Les masques, parlons-en ou, plutôt, voici ce qu’en dit une infirmière à ses collègues : « il y a encore eu des vols hier. Les cartons ont été livrés avec des emballages déchirés. Il ne faut pas laisser traîner les boîtes. On met les réserves sous clé. On en donne aux patients s’ils n’en ont pas. Mais on leur explique qu’ils ne peuvent pas les changer toutes les heures. Il faut qu’ils fassent attention. » Elles sont trois, réunies devant un ordinateur. Elles remanient le planning, appellent pour annoncer le report des rendez-vous. A plus tard, quand le monde y verra plus clair. Appel après appel, même message. Elles soupirent et font les gros yeux quand à l’autre bout du fil leur interlocuteur râle ou leur dit que, de toutes les façons, il n’avait pas l’intention de venir. Dans la salle, un détail saute aux yeux. La bouteille de gel hydroalcoolique est scotchée au mur. Momifiée, scellée, aurait-on envie d’écrire. L’enlever, essayer de l’arracher, ferait beaucoup de bruit…

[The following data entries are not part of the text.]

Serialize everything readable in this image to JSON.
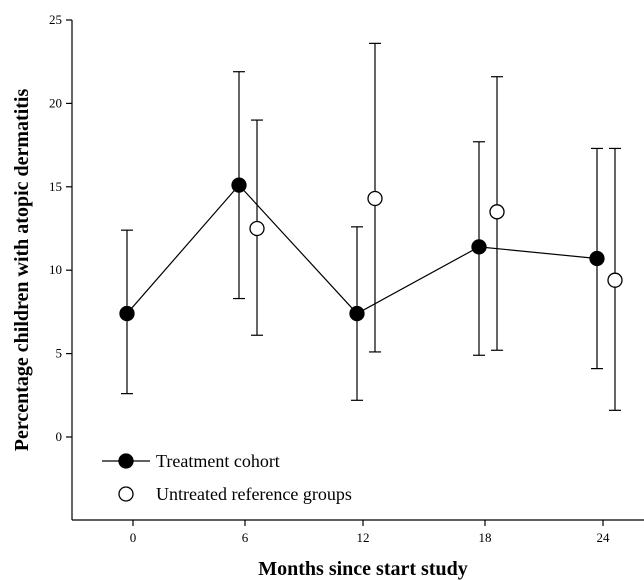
{
  "chart_data": {
    "type": "scatter",
    "xlabel": "Months since start study",
    "ylabel": "Percentage children with atopic dermatitis",
    "xticks": [
      0,
      6,
      12,
      18,
      24
    ],
    "yticks": [
      0,
      5,
      10,
      15,
      20,
      25
    ],
    "ylim": [
      -5,
      25
    ],
    "grid": false,
    "legend_position": "bottom-left",
    "series": [
      {
        "name": "Treatment cohort",
        "marker": "filled-circle",
        "connected": true,
        "x": [
          0,
          6,
          12,
          18,
          24
        ],
        "y": [
          7.4,
          15.1,
          7.4,
          11.4,
          10.7
        ],
        "lower": [
          2.6,
          8.3,
          2.2,
          4.9,
          4.1
        ],
        "upper": [
          12.4,
          21.9,
          12.6,
          17.7,
          17.3
        ]
      },
      {
        "name": "Untreated reference groups",
        "marker": "open-circle",
        "connected": false,
        "x": [
          6,
          12,
          18,
          24
        ],
        "y": [
          12.5,
          14.3,
          13.5,
          9.4
        ],
        "lower": [
          6.1,
          5.1,
          5.2,
          1.6
        ],
        "upper": [
          19.0,
          23.6,
          21.6,
          17.3
        ]
      }
    ]
  }
}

Une quatrième infirmière arrive. On comprend qu’elle est en retard parce qu’elle remercie l’une de ses collègues d’avoir avancé le travail pour elle. Elle se justifie. Hier, l’école qui est censé accueillir sa fille lui a annoncé qu’elle fermait et l’a dirigée vers un autre établissement. « Ça fait deux fois que je change. Ma fille n’y connaît personne. Ce matin, elle était dans une classe de six. L’instit qui les garde m’a demandé des masques et des gants. Qu’est-ce qu’elle va faire avec des gants… Mais bon, je ne peux pas lui dire non »
Au fil des (dizaines de) minutes, d’autres sujets sont évoqués. Faut-il remplir l’attestation de déplacement dérogatoire tous les jours ? Pourquoi ne pas faire un ordre de mission permanent ? Comment gérer les absences soudaines des collègues ? Non, la rumeur d’un cas de contamination chez les infirmières du quatrième n’est pas fondée. Elle est juste en arrêt maladie. « Pour autre chose ». Les brancardiers sont moins nombreux. Et certains ambulanciers n’ont toujours pas compris qu’on ne doit pas poser ses mains n’importe où. Et l’ascenseur ? Pourquoi tout le monde monte-t-il en même temps ? Il faudrait trouver une méthode pour limiter le nombre de personnes à l’intérieur. De toutes les façons, prendre les escaliers, c’est meilleur pour la santé…
Un médecin fait son apparition, téléphone vissé à l’oreille. Il raconte dans le détail une réunion. Continuer mais réfléchir à faire passer le message. Pas de masques, pas de tests… Trouver le moyen de rester sur le front tout en faisant entendre sa colère. Imaginer un truc avec les médias ? Des vendus… Ils donneront toujours plus de temps de parole au gouvernement… Toujours en téléphonant, il prend une liasse de papiers et s’en va. Les infirmières qui s’étaient interrompues reprennent leur discussion. Dans la salle d’attente, presque déserte, un homme enlève son masque pour manger une pomme. Une infirmière le tance. Elle doit lui donner un nouveau masque et elle n’est pas là pour les gaspiller.